File photo (Image Credit: CFJC Today).
Highway 5 North

CVSE improvements and speed data-collection system to be installed on Highway 5 North

Mar 7, 2024 | 10:24 AM

KAMLOOPS — Safety improvements are slated for a section of Highway 5 North in 2024.

In a news release issued Thursday (March 7), B.C.’s Ministry of Transportation and Infrastructure announced $2.2 million in funding will go toward a Commercial Vehicle and Safety Enforcement (CVSE) pullout on Highway 5 around 12 kilometres south of Barriere. Construction is set to begin this spring and scheduled to be complete by this fall.

The funding comes as municipal leaders in the North Thompson have called for improvements on the Highway 5 North corridor following multiple fatal accidents in 2023.

Barriere Mayor Ward Stamer applauded the funding but noted there is a ton more work to be done to improve safety.

“Some of the initiatives we are looking at, even some of the ones that we have had this year that have been positive, whether it is a reduction in the speed zone in Fish Trap which is only for the winter time,” said Stamer. “Sure those are ways of slowing the traffic down but there are still some fundamental infrastructure needs, including a lot of rock scaling, moving the road, widening the road. Sure additional passing lanes are great but there is a lot of other improvements that are needed on the highway as well”

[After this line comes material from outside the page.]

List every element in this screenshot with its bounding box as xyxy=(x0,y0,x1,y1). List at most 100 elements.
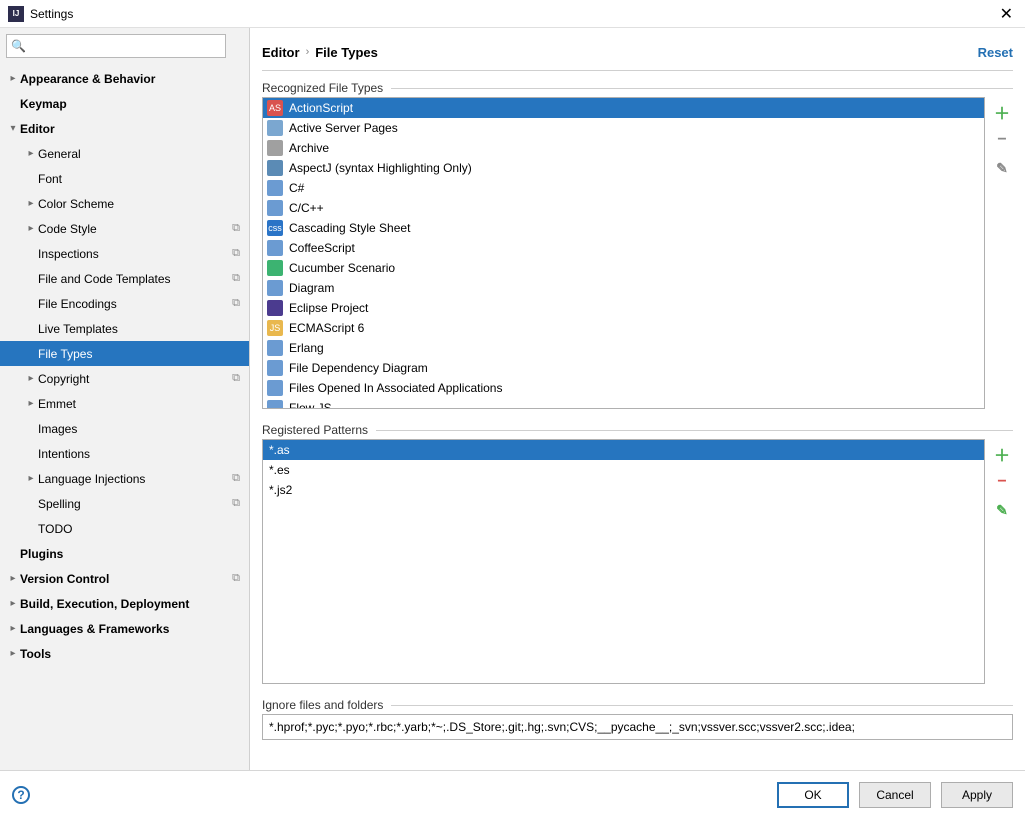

Additionally, the ministry states a new average-speed data-collection system will be launched between Kamloops and Avola. Speed data will be collected with cameras that will calculate the average speed of vehicles travelling between two distant points along Highway 5 North.

The ministry says the system will provide accurate information about vehicle speeds along the highway and help inform future decisions to further improve safety. The cameras will be used only for data gathering and not speed enforcement, which is the responsibility of police.

The cameras are set to be installed in spring 2024.

“They have electronic logs now, there is speed-limiters that are going to be mandatory by, I think, the end of April. I don’t know how many trucks that will affect, I’m not sure,” added Stamer. “They are going to be able to look at where traffic is able to flow freely, where they got balled up. So I’m totally on board with getting more data, but that also includes mandatory dashcams, we are still waiting for that, everybody supported that at UBCM, all the municipality in BC supported our initiative. We are still waiting for the Minister to make that happen.”